In this episode of The Face Podcast, Dr. Masoud Saman speaks with Brad Duchaine, Professor and Chair of the Department of Psychological and Brain Sciences at Dartmouth College. His research focuses on the cognitive and neural mechanisms that allow humans to perceive and recognize faces, and his work has helped shape the scientific understanding of how the brain processes facial identity.
The conversation explores rare and fascinating neurological conditions such as Prosopagnosia and Prosopometamorphopsia, where individuals may recognize a face but perceive it as distorted, warped, or altered.
Topics discussed include:
• Why the human brain treats faces differently from every other visual object
• How people can lose the ability to recognize faces (face blindness)
• The strange phenomenon where faces appear distorted or melted
• What these conditions reveal about how the brain constructs identity
• Why the face is central to human connection, emotion, and society
If you believe you may be experiencing prosopometamorphopsia, Dr. Duchaine’s research group is actively studying this condition.
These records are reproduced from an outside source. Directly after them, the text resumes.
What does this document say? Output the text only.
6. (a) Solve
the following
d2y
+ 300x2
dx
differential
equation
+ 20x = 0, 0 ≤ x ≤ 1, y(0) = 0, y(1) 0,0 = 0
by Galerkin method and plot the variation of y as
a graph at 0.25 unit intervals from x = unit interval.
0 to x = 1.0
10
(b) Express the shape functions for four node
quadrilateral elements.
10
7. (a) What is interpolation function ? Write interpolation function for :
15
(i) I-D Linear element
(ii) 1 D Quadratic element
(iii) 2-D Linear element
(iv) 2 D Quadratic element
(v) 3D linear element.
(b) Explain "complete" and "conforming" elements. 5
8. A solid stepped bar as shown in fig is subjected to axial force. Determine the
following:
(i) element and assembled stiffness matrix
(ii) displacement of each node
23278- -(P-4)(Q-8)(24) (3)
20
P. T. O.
Individuals interested in participating in research or learning more can visit:
https://prosopometamorphopsia.faceblind.org/
About the guest
Brad Duchaine is Professor and Chair of the Department of Psychological and Brain Sciences at Dartmouth College. His lab studies the neural, cognitive, developmental, and genetic bases of face perception, including disorders such as prosopagnosia and prosopometamorphopsia.
About the podcast
The Face Podcast explores the human face through science, medicine, psychology, art, and culture. Hosted by facial plastic surgeon Dr. Masoud Saman, the show brings together leading thinkers to understand why faces matter and what they reveal about the human condition.